Déjà, pour commencer, il faut savoir que le film regorge de filles toutes plus attirantes les unes que les autres. Chacune possède une plastique superbe et porte coiffure et maquillage à la mode désuète mais attendrissante des années 80 (une grande décennie, je vous le dis). En outre, elles nous offrent un échantillon de formes de poitrine tout à fait intéressant. Il faut savoir que la première chose que chacune de ces demoiselles fait au moment où elles apparaissent pour la première fois devant la caméra est de se déshabiller. Certes, les prétextes pour arriver au déballage ne sont pas toujours très opportuns. Ils sont même parfois particuliè{Photo 2 de Breeders} rement risibles. J'adore la toute première scène de ce type, où la jeune femme s'envoie de la cocaïne (ou de l'héroïne, je sais jamais) dans les narines avant de se déshabiller pour faire de l'aérobic complètement nue devant la grande baie vitrée. Il y a aussi ce moment d'anthologie où une infirmière vierge et très vieux jeu (pas de coucherie avant le mariage !) rentre chez elle, prend la direction de la cuisine pour lancer sa popotte et finalement décide de se mettre à poil pour prendre un bain. On découvre alors que cette charmante jeune se trimballe en fait au boulot et dans la rue non seulement sans soutien-gorge, mais également sans culotte ! Ah, ben, j'étais choqué de voir tant de libertinage ! Bref, en ce qui concerne la chair fraîche, BREEDERS est en effet on ne peut plus généreux et on ne va certainement pas le lui reprocher !

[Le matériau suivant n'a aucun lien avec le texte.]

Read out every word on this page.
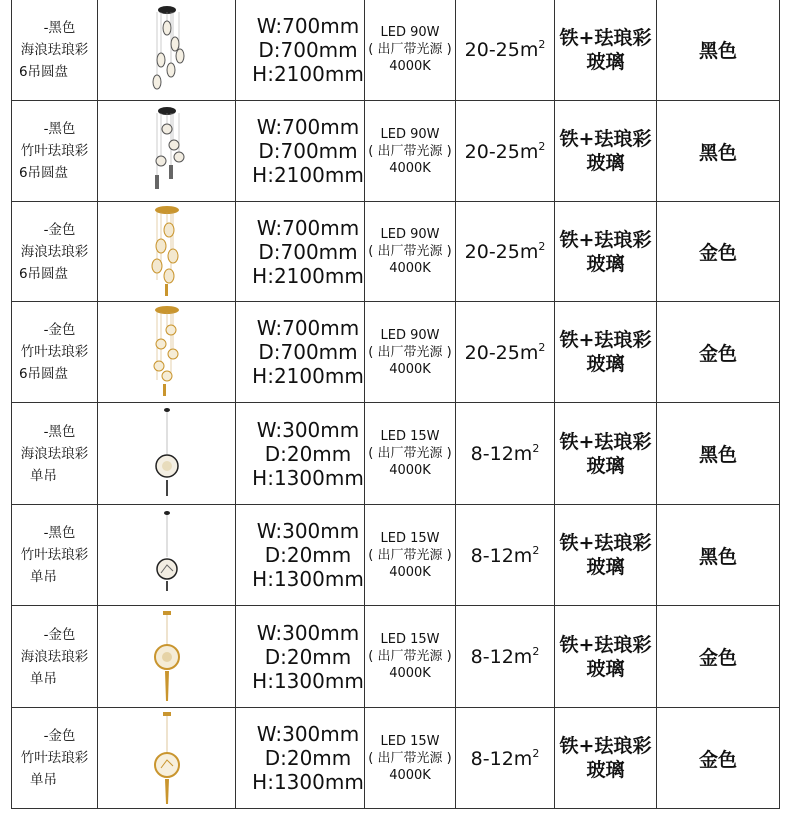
-黑色
海浪珐琅彩
6吊圆盘		W:700mm
D:700mm
H:2100mm	LED 90W
( 出厂带光源 )
4000K	$20-25m^2$	铁+珐琅彩
玻璃	黑色

-黑色
竹叶珐琅彩
6吊圆盘		W:700mm
D:700mm
H:2100mm	LED 90W
( 出厂带光源 )
4000K	$20-25m^2$	铁+珐琅彩
玻璃	黑色

-金色
海浪珐琅彩
6吊圆盘		W:700mm
D:700mm
H:2100mm	LED 90W
( 出厂带光源 )
4000K	$20-25m^2$	铁+珐琅彩
玻璃	金色

-金色
竹叶珐琅彩
6吊圆盘		W:700mm
D:700mm
H:2100mm	LED 90W
( 出厂带光源 )
4000K	$20-25m^2$	铁+珐琅彩
玻璃	金色

-黑色
海浪珐琅彩
单吊		W:300mm
D:20mm
H:1300mm	LED 15W
( 出厂带光源 )
4000K	$8-12m^2$	铁+珐琅彩
玻璃	黑色

-黑色
竹叶珐琅彩
单吊		W:300mm
D:20mm
H:1300mm	LED 15W
( 出厂带光源 )
4000K	$8-12m^2$	铁+珐琅彩
玻璃	黑色

-金色
海浪珐琅彩
单吊		W:300mm
D:20mm
H:1300mm	LED 15W
( 出厂带光源 )
4000K	$8-12m^2$	铁+珐琅彩
玻璃	金色

-金色
竹叶珐琅彩
单吊		W:300mm
D:20mm
H:1300mm	LED 15W
( 出厂带光源 )
4000K	$8-12m^2$	铁+珐琅彩
玻璃	金色
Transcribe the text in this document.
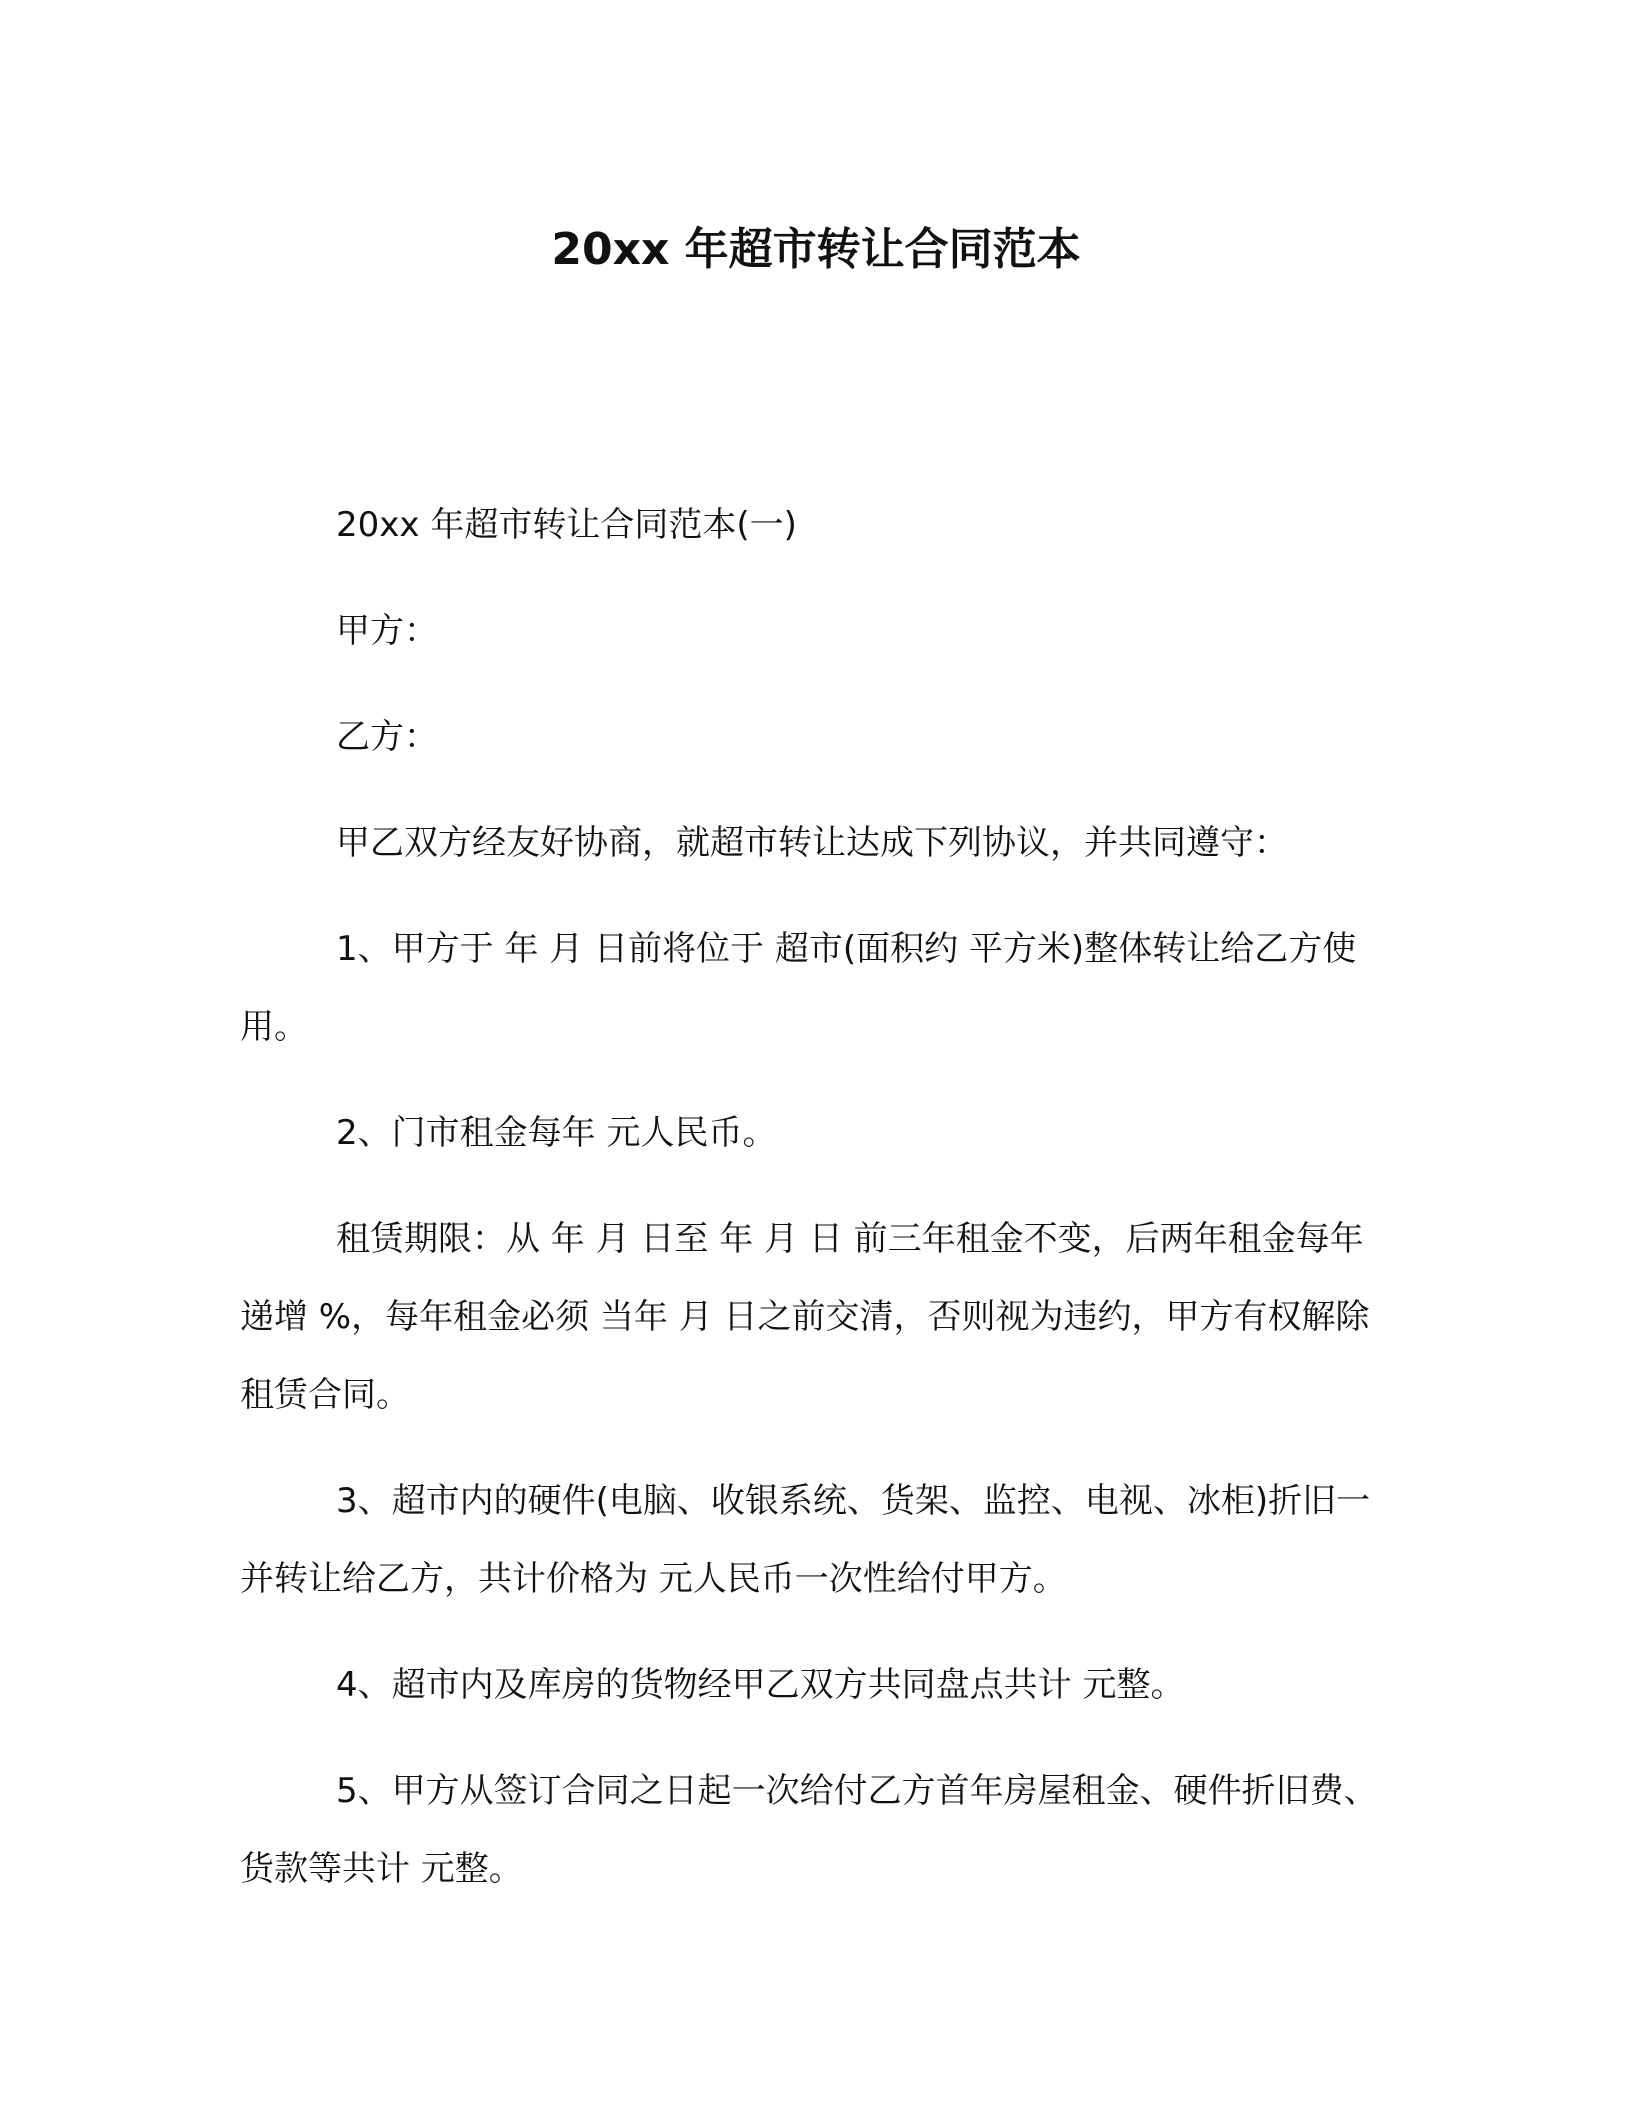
20xx 年超市转让合同范本

20xx 年超市转让合同范本(一)

甲方：

乙方：

甲乙双方经友好协商，就超市转让达成下列协议，并共同遵守：

1、甲方于 年 月 日前将位于 超市(面积约 平方米)整体转让给乙方使用。

2、门市租金每年 元人民币。

租赁期限：从 年 月 日至 年 月 日 前三年租金不变，后两年租金每年递增 %，每年租金必须 当年 月 日之前交清，否则视为违约，甲方有权解除租赁合同。

3、超市内的硬件(电脑、收银系统、货架、监控、电视、冰柜)折旧一并转让给乙方，共计价格为 元人民币一次性给付甲方。

4、超市内及库房的货物经甲乙双方共同盘点共计 元整。

5、甲方从签订合同之日起一次给付乙方首年房屋租金、硬件折旧费、货款等共计 元整。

Du côté des facilités, BREEDERS ne se limite pas qu'à l'érotisme. Pour s'en rendre compte, il faut voir avec quel brio Tim Kincaid réussit à faire passer une discussion entre deux femmes pour une conversation entre un docteur et une infirmière. Une simple blouse suffit à faire passer une superbe noire manucurée et permanentée pour un docteur extrêmement sérieux. Ensuite, un simple petit chapeau blanc suffit à faire passer l'autre fille pour une infirmière. Tout le film est de ce niveau. On fait dans la facilité outrancière mais Tim Kincaid a suffisamment de talent pour que son film réussisse malgré tout à rester cohérent. Car, en effet, on y croit finalement à son film et on le suit avec beaucoup de plaisir. BREEDERS est fauché, certes, mais il en donne pour son argent au spectateur avec un monstre baveux et pétrolé particulièrement convaincant (sauf dans les scènes où on le voit courir), quelques effets gores absolument excellents etun rythme soutenu. Ce rythme soutenu, il suit prioritairement la sélection, par une sorte d'Alien, de jeunes filles vierges et super sexy. Une fois le recrutement terminé, on retrouve notre demidouzaine de donzelles dans la scène culte du film, celle où elles prennent un bain dans une sorte de grosse baignoire remplie de sperme !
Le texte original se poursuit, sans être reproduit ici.